Salaires : Quelles sont les différences entre travailler dans le secteur public ou privé ?

La rémunération brute mensuelle moyenne par travailleur est plus élevée dans le secteur public que dans le privé, selon les données publiées par l’Institut National de Statistique (INE).

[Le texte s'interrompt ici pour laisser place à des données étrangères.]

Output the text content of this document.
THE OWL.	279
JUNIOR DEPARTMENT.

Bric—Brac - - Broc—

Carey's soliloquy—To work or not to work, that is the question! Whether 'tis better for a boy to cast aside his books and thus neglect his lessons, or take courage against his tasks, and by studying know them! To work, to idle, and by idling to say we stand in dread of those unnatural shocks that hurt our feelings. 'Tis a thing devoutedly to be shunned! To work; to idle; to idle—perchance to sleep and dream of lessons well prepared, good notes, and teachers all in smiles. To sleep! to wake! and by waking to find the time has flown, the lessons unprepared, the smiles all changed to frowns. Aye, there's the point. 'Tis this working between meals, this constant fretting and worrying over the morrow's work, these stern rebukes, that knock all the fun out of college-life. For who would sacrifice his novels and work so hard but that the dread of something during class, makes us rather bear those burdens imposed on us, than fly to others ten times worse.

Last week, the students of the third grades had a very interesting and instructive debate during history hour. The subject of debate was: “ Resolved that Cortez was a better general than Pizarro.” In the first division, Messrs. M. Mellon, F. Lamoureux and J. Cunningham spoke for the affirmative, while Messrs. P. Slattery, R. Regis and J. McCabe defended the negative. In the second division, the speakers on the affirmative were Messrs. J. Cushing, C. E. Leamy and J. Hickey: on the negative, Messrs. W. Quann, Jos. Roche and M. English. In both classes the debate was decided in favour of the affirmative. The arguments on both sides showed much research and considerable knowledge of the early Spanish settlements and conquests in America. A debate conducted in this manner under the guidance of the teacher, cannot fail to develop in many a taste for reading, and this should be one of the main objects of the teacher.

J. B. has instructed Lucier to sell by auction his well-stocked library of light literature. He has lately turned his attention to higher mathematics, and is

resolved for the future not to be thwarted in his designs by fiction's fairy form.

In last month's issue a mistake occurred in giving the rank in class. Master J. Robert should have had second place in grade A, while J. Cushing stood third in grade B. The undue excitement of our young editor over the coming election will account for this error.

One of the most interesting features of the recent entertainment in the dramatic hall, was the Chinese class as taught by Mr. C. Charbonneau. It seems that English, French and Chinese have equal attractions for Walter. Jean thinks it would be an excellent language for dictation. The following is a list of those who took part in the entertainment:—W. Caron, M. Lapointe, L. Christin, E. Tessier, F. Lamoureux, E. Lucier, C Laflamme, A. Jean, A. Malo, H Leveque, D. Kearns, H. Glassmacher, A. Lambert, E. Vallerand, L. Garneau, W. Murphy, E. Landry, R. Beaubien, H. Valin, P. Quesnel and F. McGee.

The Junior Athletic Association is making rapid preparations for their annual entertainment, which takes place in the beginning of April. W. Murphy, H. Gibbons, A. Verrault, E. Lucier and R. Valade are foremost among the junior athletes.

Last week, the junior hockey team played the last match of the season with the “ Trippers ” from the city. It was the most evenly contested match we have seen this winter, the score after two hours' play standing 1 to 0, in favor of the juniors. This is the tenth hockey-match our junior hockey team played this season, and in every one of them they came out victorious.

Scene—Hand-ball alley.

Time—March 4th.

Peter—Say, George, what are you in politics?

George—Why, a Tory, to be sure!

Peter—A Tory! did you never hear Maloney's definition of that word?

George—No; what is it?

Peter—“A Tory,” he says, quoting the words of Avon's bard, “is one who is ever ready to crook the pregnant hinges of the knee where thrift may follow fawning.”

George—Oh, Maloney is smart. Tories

Quels sont exactement les chiffres ?

 

Dans le secteur privé

« La rémunération brute totale mensuelle moyenne par travailleur (par poste de travail) a augmenté de 5,3 %, s’élevant à 1 525 euros au trimestre se terminant en mars 2025 (correspondant au 1er trimestre de l’année), par rapport à la même période de 2024. La composante régulière et la composante de base de cette rémunération ont, respectivement, augmenté de 5,4 % et 5,1 %, s’établissant à 1 356 euros et 1 270 euros », peut-on lire dans le rapport de l’INE.

En termes réels, en se basant sur la variation de l’Indice des Prix à la Consommation, « la rémunération brute totale mensuelle moyenne a augmenté de 2,9 %, et ses composantes régulière et de base ont augmenté de 3,1 % et 2,8 % », selon l’INE, qui souligne que « ces résultats concernent 4,7 millions de postes de travail, correspondant aux bénéficiaires de la Sécurité Sociale et aux souscripteurs de la Caixa Geral de Aposentações, soit une augmentation de 2,3 % par rapport à la même période de 2024 ».

Dans le secteur public

« Dans le secteur institutionnel des Administrations Publiques (AP), on a observé une augmentation annuelle de 6,3 % de la rémunération totale moyenne par travailleur (poste de travail), atteignant 2 021 euros en mars 2025 (contre 1 902 euros un an plus tôt). Durant cette période, la composante régulière a augmenté de 6,3 %, de 1 793 euros à 1 906 euros, et la rémunération de base a enregistré une augmentation de 4,8 %, passant de 1 683 euros à 1 764 euros », indique le rapport de l’INE.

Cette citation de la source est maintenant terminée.